Soms lijkt voetbal wel op oorlog. Maar dat is het natuurlijk niet. Het is een gesublimeerde vorm van confrontatie tussen twee volkeren en we weten dat het er soms hard aan toe kan gaan. Maar de grasmat wordt nooit een slagveld waarbij doden vallen. Daarom is voetbal een veilige krachtmeting. Ook al blijft het “netjes” binnen de grenzen van de spelregels, toch wordt eenzelfde energie ontketend als tijdens een veldslag. Het is er op of eronder. Zonder de vastberadenheid om te winnen en dosis agressie word je nu eenmaal geen kampioen. En er hoort ook peptalk bij, in de kleedkamer rond het veld, op straat en op de buis. “Wij gaan winnen!” en “Wij zijn de beste!” Het is eigenlijk een onbeschaamde uiting van vermeende nationale superioriteit. Normaal gesproken is het taboe om van superioriteit te getuigen, behalve wanneer oranje speelt. Dan behoor je zelfs tot de “landverraders” als je partij kiest voor de meest sportieve speler.
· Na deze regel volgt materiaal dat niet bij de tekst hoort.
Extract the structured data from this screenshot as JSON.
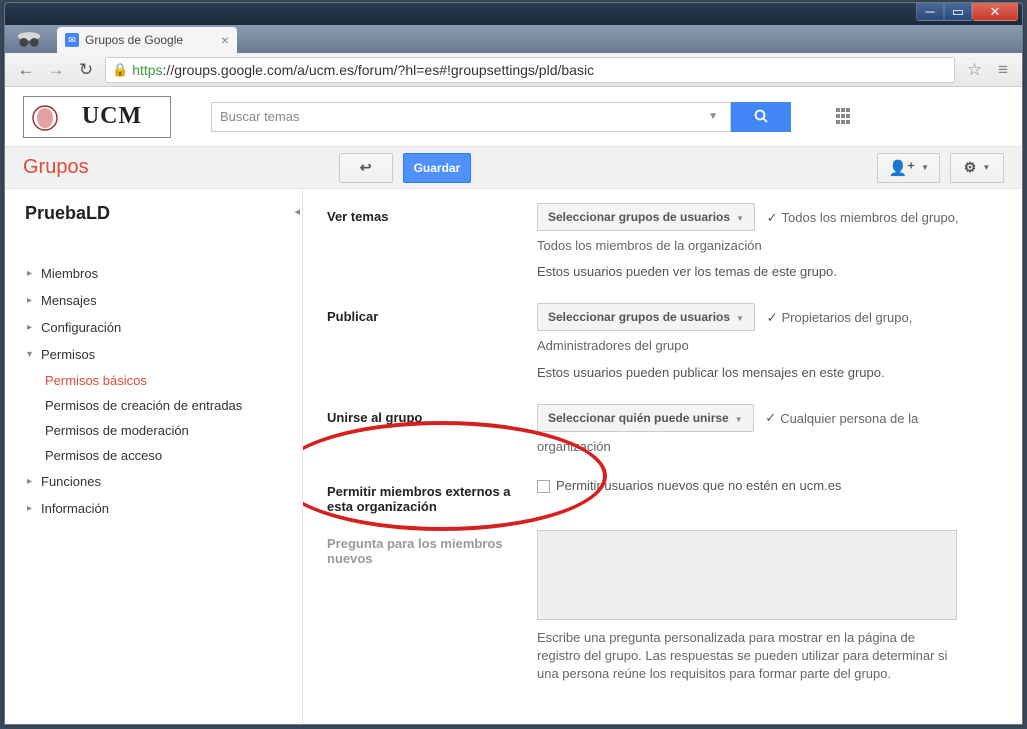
{
  "browser": {
    "tab_title": "Grupos de Google",
    "url_https": "https",
    "url_rest": "://groups.google.com/a/ucm.es/forum/?hl=es#!groupsettings/pld/basic"
  },
  "header": {
    "logo_text": "UCM",
    "search_placeholder": "Buscar temas"
  },
  "toolbar": {
    "app_title": "Grupos",
    "back_label": "↩",
    "save_label": "Guardar"
  },
  "sidebar": {
    "group_name": "PruebaLD",
    "items": [
      {
        "label": "Miembros"
      },
      {
        "label": "Mensajes"
      },
      {
        "label": "Configuración"
      },
      {
        "label": "Permisos",
        "expanded": true,
        "children": [
          {
            "label": "Permisos básicos",
            "active": true
          },
          {
            "label": "Permisos de creación de entradas"
          },
          {
            "label": "Permisos de moderación"
          },
          {
            "label": "Permisos de acceso"
          }
        ]
      },
      {
        "label": "Funciones"
      },
      {
        "label": "Información"
      }
    ]
  },
  "settings": {
    "view_topics": {
      "label": "Ver temas",
      "selector": "Seleccionar grupos de usuarios",
      "summary": "Todos los miembros del grupo,",
      "desc1": "Todos los miembros de la organización",
      "desc2": "Estos usuarios pueden ver los temas de este grupo."
    },
    "post": {
      "label": "Publicar",
      "selector": "Seleccionar grupos de usuarios",
      "summary": "Propietarios del grupo,",
      "desc1": "Administradores del grupo",
      "desc2": "Estos usuarios pueden publicar los mensajes en este grupo."
    },
    "join": {
      "label": "Unirse al grupo",
      "selector": "Seleccionar quién puede unirse",
      "summary": "Cualquier persona de la",
      "desc1": "organización"
    },
    "external": {
      "label": "Permitir miembros externos a esta organización",
      "checkbox_label": "Permitir usuarios nuevos que no estén en ucm.es"
    },
    "question": {
      "label": "Pregunta para los miembros nuevos",
      "help": "Escribe una pregunta personalizada para mostrar en la página de registro del grupo. Las respuestas se pueden utilizar para determinar si una persona reúne los requisitos para formar parte del grupo."
    }
  }
}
Of dat nu het Nederlands elftal is of niet.

Dat hier nooit een punt van gemaakt wordt, komt misschien omdat we voetbal scheiden van het echte leven. Als een volksvertegenwoordiger in Den Haag bekent trots te zijn op Nederland, dan is zij of hij een rechtse populist. Maar als je dat zegt in een voetbalstadion, dan is ben je een oranjesupporter, een rechtgeaarde Nederlander. Toch komt in beide gevallen exact hetzelfde gevoel naar buiten: vreugde en trots. Bij een overwinning krijgen “we” het gevoel “beter” te zijn dan de ander voetbalnatie. Natuurlijk is het allemaal maar een spelletje en dat “beter” moet absoluut gerelativeerd. Maar ondertussen.
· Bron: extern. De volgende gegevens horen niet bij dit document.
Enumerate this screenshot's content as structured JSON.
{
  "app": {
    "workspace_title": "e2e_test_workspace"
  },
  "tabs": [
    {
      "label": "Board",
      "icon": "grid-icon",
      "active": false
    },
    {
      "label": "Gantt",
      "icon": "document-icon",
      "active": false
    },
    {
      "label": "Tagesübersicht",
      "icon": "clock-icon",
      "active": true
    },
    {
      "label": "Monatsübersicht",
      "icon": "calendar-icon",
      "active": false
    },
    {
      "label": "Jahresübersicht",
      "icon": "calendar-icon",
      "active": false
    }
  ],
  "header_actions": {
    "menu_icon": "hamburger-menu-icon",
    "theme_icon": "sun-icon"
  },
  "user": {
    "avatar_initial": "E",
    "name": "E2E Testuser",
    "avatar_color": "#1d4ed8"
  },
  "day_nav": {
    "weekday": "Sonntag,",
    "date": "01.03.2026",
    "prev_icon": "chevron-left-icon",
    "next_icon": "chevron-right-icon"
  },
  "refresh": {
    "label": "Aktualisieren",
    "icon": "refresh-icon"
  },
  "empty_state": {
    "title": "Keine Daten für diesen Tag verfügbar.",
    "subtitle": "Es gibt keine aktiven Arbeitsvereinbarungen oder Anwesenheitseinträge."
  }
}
“Pinches Holandeses” van de 15-jarige dizzymissdc is op youtube al meer dan een miljoen keer bekeken.

Ondertussen voelt het andere volk teleurstelling, vernedering en zelfs pijn. Dat is de schaduw van de triomf van het ene volk. Het hoort allemaal bij het spel en is daarom legitiem. In het echte leven zou je discrimineren of zelfs racistisch zijn als je voor je eigen volk bent ten koste van het andere volk. Nee, bij voetbal staat het echte leven even tussen haakjes. (“Die klote Nederlanders hebben het WK van ons gestolen met hun klote scheidsrechter en hun gefingeerde strafschop. Onze heldendaad, te gronde gericht door een klootzak. Robben is een groot toneelspeler en de scheidsrechter was blind.”)
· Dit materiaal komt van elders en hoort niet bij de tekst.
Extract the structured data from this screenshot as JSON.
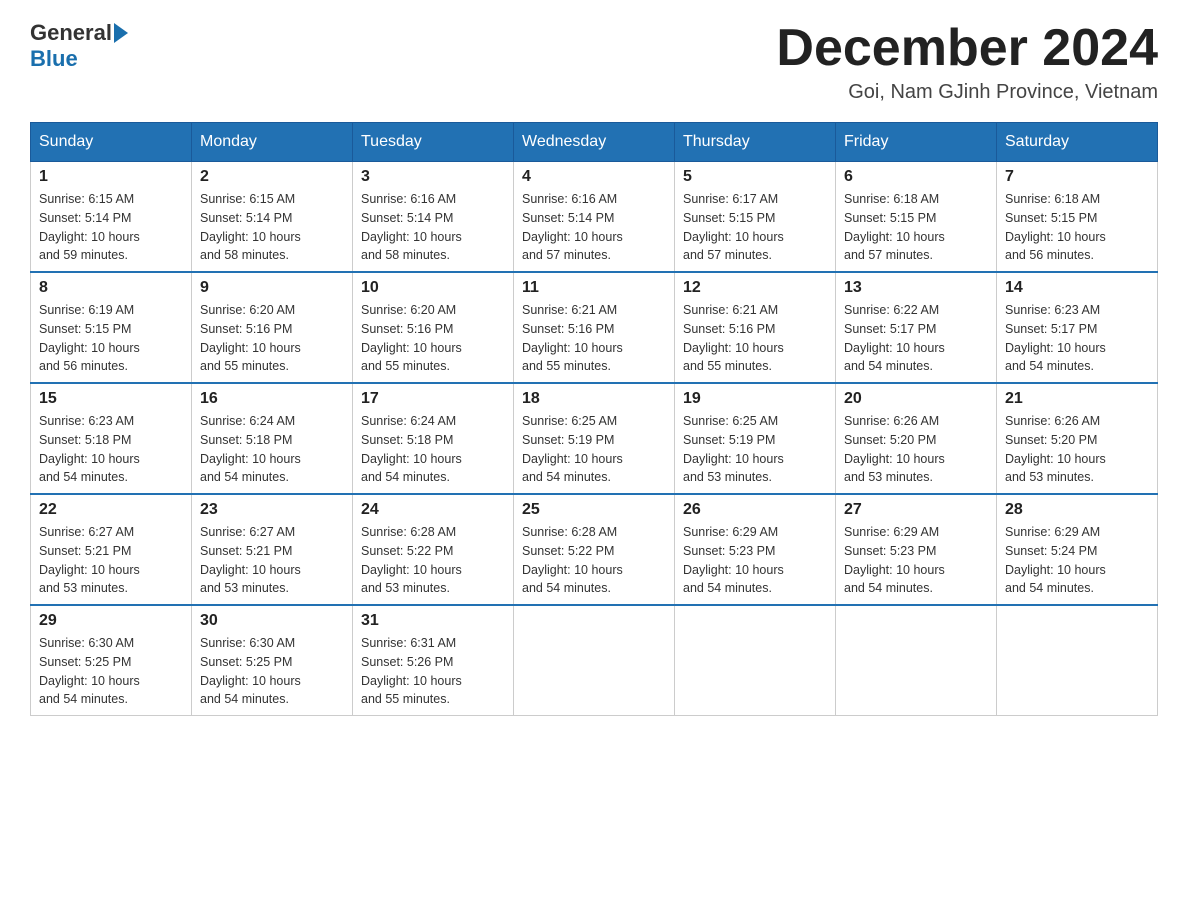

Om de Mexicaans-Nederlandse handelsbetrekkingen (het echte leven) niet te schaden, heeft het 15-jarige Mexicaanse meisje haar felle woorden van het liedje Pinches Holandeses gerelativeerd. In een verklaring schrijft ze: “Ik heb niets tegen Robben en ik haat Nederland en het Nederlandse elftal niet, maar ik hield alleen niet van de wedstrijd. Ik doe dat liedje gewoon voor de lol, niet om te beledigen of om te discussiëren wie nu de schuldige was. Tenslotte gaat het om zingen en niet om huilen. Relax. Peace!”

Met andere woorden: “het is maar een liedje”.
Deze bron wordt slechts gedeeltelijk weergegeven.